We have 172 buildable cells, and 108 possible 3x3 building placements, so that would mean we need to try 108 * 107 * .. * 90 combinations - far too many to do efficiently.
A better approach would be to do it with Dynamic Programming. We evaluate one row at a time and keep track of how many buildings we have placed so far, as well as a bitmap of which cells we have filled in the two rows above. If we encounter the same bitmap twice, we keep the one with the highest number of buildings.
This is somewhat feasible approach. For each row we visit, we'll need to evaluate all combinations of placements on that row, which is on the order of 2^N
(but our N is 14 so it's ok). For each such combination we also need to compare against our bitmap. The bitmap is of size 2*N so there could be up to 2^(2*N) of them.

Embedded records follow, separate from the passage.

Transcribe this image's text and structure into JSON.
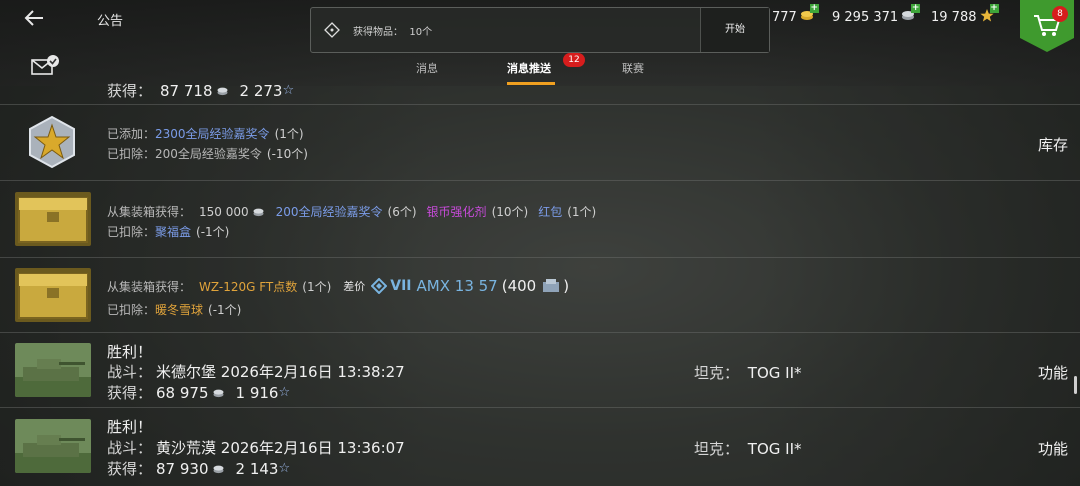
{
  "header": {
    "title": "公告",
    "search": {
      "label": "获得物品：",
      "value": "10个",
      "go_label": "开始"
    },
    "resources": [
      {
        "value": "777",
        "icon": "gold-icon"
      },
      {
        "value": "9 295 371",
        "icon": "silver-icon"
      },
      {
        "value": "19 788",
        "icon": "free-xp-icon"
      }
    ],
    "shop_badge": "8"
  },
  "tabs": [
    {
      "label": "消息"
    },
    {
      "label": "消息推送",
      "badge": "12"
    },
    {
      "label": "联赛"
    }
  ],
  "rows": [
    {
      "type": "partial",
      "label": "获得：",
      "silver": "87 718",
      "xp": "2 273"
    },
    {
      "type": "reward",
      "line1_label": "已添加：",
      "line1_item": "2300全局经验嘉奖令",
      "line1_qty": "(1个)",
      "line2_label": "已扣除：",
      "line2_item": "200全局经验嘉奖令",
      "line2_qty": "(-10个)",
      "side": "库存"
    },
    {
      "type": "box",
      "line1_label": "从集装箱获得：",
      "silver": "150 000",
      "item_a": "200全局经验嘉奖令",
      "qty_a": "(6个)",
      "item_b": "银币强化剂",
      "qty_b": "(10个)",
      "item_c": "红包",
      "qty_c": "(1个)",
      "line2_label": "已扣除：",
      "line2_item": "聚福盒",
      "line2_qty": "(-1个)"
    },
    {
      "type": "box2",
      "line1_label": "从集装箱获得：",
      "item_a": "WZ-120G FT点数",
      "qty_a": "(1个)",
      "diff_label": "差价",
      "tier": "VII",
      "tank": "AMX 13 57",
      "diff_value": "(400",
      "diff_close": ")",
      "line2_label": "已扣除：",
      "line2_item": "暖冬雪球",
      "line2_qty": "(-1个)"
    },
    {
      "type": "battle",
      "title": "胜利！",
      "battle_label": "战斗：",
      "map_time": "米德尔堡 2026年2月16日 13:38:27",
      "earn_label": "获得：",
      "silver": "68 975",
      "xp": "1 916",
      "tank_label": "坦克：",
      "tank": "TOG II*",
      "side": "功能"
    },
    {
      "type": "battle",
      "title": "胜利！",
      "battle_label": "战斗：",
      "map_time": "黄沙荒漠 2026年2月16日 13:36:07",
      "earn_label": "获得：",
      "silver": "87 930",
      "xp": "2 143",
      "tank_label": "坦克：",
      "tank": "TOG II*",
      "side": "功能"
    }
  ],
  "colors": {
    "accent": "#f0a020",
    "badge": "#d61d1d",
    "shop": "#3f9a2e",
    "link": "#7b9ce8"
  }
}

For each row we get a total runtime of 2^(3N). Fortunately since we're only placing 3x3 buildings on the grid, most of the combinations can be filtered out so it's less than that in practice.

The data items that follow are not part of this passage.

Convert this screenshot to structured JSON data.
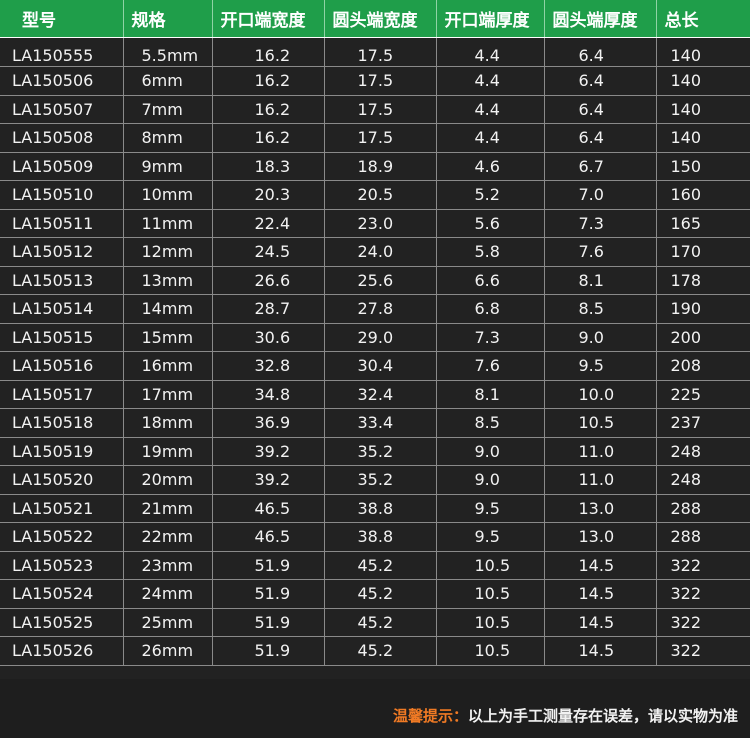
{
  "table": {
    "headers": [
      "型号",
      "规格",
      "开口端宽度",
      "圆头端宽度",
      "开口端厚度",
      "圆头端厚度",
      "总长"
    ],
    "rows": [
      [
        "LA150555",
        "5.5mm",
        "16.2",
        "17.5",
        "4.4",
        "6.4",
        "140"
      ],
      [
        "LA150506",
        "6mm",
        "16.2",
        "17.5",
        "4.4",
        "6.4",
        "140"
      ],
      [
        "LA150507",
        "7mm",
        "16.2",
        "17.5",
        "4.4",
        "6.4",
        "140"
      ],
      [
        "LA150508",
        "8mm",
        "16.2",
        "17.5",
        "4.4",
        "6.4",
        "140"
      ],
      [
        "LA150509",
        "9mm",
        "18.3",
        "18.9",
        "4.6",
        "6.7",
        "150"
      ],
      [
        "LA150510",
        "10mm",
        "20.3",
        "20.5",
        "5.2",
        "7.0",
        "160"
      ],
      [
        "LA150511",
        "11mm",
        "22.4",
        "23.0",
        "5.6",
        "7.3",
        "165"
      ],
      [
        "LA150512",
        "12mm",
        "24.5",
        "24.0",
        "5.8",
        "7.6",
        "170"
      ],
      [
        "LA150513",
        "13mm",
        "26.6",
        "25.6",
        "6.6",
        "8.1",
        "178"
      ],
      [
        "LA150514",
        "14mm",
        "28.7",
        "27.8",
        "6.8",
        "8.5",
        "190"
      ],
      [
        "LA150515",
        "15mm",
        "30.6",
        "29.0",
        "7.3",
        "9.0",
        "200"
      ],
      [
        "LA150516",
        "16mm",
        "32.8",
        "30.4",
        "7.6",
        "9.5",
        "208"
      ],
      [
        "LA150517",
        "17mm",
        "34.8",
        "32.4",
        "8.1",
        "10.0",
        "225"
      ],
      [
        "LA150518",
        "18mm",
        "36.9",
        "33.4",
        "8.5",
        "10.5",
        "237"
      ],
      [
        "LA150519",
        "19mm",
        "39.2",
        "35.2",
        "9.0",
        "11.0",
        "248"
      ],
      [
        "LA150520",
        "20mm",
        "39.2",
        "35.2",
        "9.0",
        "11.0",
        "248"
      ],
      [
        "LA150521",
        "21mm",
        "46.5",
        "38.8",
        "9.5",
        "13.0",
        "288"
      ],
      [
        "LA150522",
        "22mm",
        "46.5",
        "38.8",
        "9.5",
        "13.0",
        "288"
      ],
      [
        "LA150523",
        "23mm",
        "51.9",
        "45.2",
        "10.5",
        "14.5",
        "322"
      ],
      [
        "LA150524",
        "24mm",
        "51.9",
        "45.2",
        "10.5",
        "14.5",
        "322"
      ],
      [
        "LA150525",
        "25mm",
        "51.9",
        "45.2",
        "10.5",
        "14.5",
        "322"
      ],
      [
        "LA150526",
        "26mm",
        "51.9",
        "45.2",
        "10.5",
        "14.5",
        "322"
      ]
    ]
  },
  "footer": {
    "label": "温馨提示：",
    "text": "以上为手工测量存在误差，请以实物为准"
  },
  "colors": {
    "header_bg": "#1f9e4a",
    "body_bg": "#222222",
    "note_label": "#f07a24"
  }
}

We then need to do this for each row, so we end up with: N*2^(3N).
This can be implemented efficiently and we get our answer.

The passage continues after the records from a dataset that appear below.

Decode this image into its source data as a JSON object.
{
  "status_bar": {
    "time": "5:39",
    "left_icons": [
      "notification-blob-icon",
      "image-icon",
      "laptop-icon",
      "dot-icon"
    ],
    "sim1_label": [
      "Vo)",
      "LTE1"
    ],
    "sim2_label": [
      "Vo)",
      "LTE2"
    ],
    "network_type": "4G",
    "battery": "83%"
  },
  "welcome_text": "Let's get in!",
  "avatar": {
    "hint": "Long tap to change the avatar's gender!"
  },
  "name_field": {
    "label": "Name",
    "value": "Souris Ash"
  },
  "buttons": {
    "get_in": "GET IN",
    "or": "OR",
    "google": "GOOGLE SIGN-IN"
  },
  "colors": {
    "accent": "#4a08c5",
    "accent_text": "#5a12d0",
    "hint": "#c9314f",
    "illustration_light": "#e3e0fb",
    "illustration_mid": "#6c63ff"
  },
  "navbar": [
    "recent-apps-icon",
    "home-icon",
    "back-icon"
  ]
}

You can not place more than 16 3x3-buildings in a single pylon field. You can do that in 834 different ways. 255 of those are unique when you take rotations and mirroring into account.
Here's the actual output:
Best score: 16
Number of solutions: 834
Number of distinct solutions: 255
Symmetry score 2:
XXX.┌─┐┌─┐.XXX XXX.┌─┐┌─┐.XXX XXX.┌─┐┌─┐.XXX XXX.┌─┐┌─┐.XXX XXX.┌─┐....XXX
X┌─┐│ ││ │┌─┐X X┌─┐│ ││ │┌─┐X X┌─┐│ ││ │┌─┐X X┌─┐│ ││ │┌─┐X X┌─┐│ │┌─┐┌─┐X
X│ │└─┘└─┘│ │X X│ │└─┘└─┘│ │X X│ │└─┘└─┘│ │X X│ │└─┘└─┘│ │X X│ │└─┘│ ││ │X
.└─┘┌─┐...└─┘. .└─┘.┌─┐..└─┘. .└─┘┌─┐┌─┐└─┘. .└─┘┌─┐┌─┐└─┘. .└─┘┌─┐└─┘└─┘.
┌─┐.│ │.┌─┐┌─┐ ┌─┐..│ │...┌─┐ ┌─┐.│ ││ │.┌─┐ .┌─┐│ ││ │┌─┐. .┌─┐│ │.┌─┐┌─┐
│ │.└─┘.│ ││ │ │ │..└─┘┌─┐│ │ │ │.└─┘└─┘.│ │ .│ │└─┘└─┘│ │. .│ │└─┘.│ ││ │
└─┘...╔╗└─┘└─┘ └─┘┌─┐╔╗│ │└─┘ └─┘...╔╗...└─┘ .└─┘..╔╗..└─┘. .└─┘..╔╗└─┘└─┘
┌─┐┌─┐╚╝...┌─┐ ┌─┐│ │╚╝└─┘┌─┐ ┌─┐...╚╝...┌─┐ .┌─┐..╚╝..┌─┐. ┌─┐┌─┐╚╝..┌─┐.
│ ││ │.┌─┐.│ │ │ │└─┘┌─┐..│ │ │ │.┌─┐┌─┐.│ │ .│ │┌─┐┌─┐│ │. │ ││ │.┌─┐│ │.
└─┘└─┘.│ │.└─┘ └─┘...│ │..└─┘ └─┘.│ ││ │.└─┘ .└─┘│ ││ │└─┘. └─┘└─┘.│ │└─┘.
.┌─┐...└─┘┌─┐. .┌─┐..└─┘.┌─┐. .┌─┐└─┘└─┘┌─┐. .┌─┐└─┘└─┘┌─┐. .┌─┐┌─┐└─┘┌─┐.
X│ │┌─┐┌─┐│ │X X│ │┌─┐┌─┐│ │X X│ │┌─┐┌─┐│ │X X│ │┌─┐┌─┐│ │X X│ ││ │┌─┐│ │X
X└─┘│ ││ │└─┘X X└─┘│ ││ │└─┘X X└─┘│ ││ │└─┘X X└─┘│ ││ │└─┘X X└─┘└─┘│ │└─┘X
XXX.└─┘└─┘.XXX XXX.└─┘└─┘.XXX XXX.└─┘└─┘.XXX XXX.└─┘└─┘.XXX XXX....└─┘.XXX
(For full output, run the program)
All of the code for computing this is inside this repository.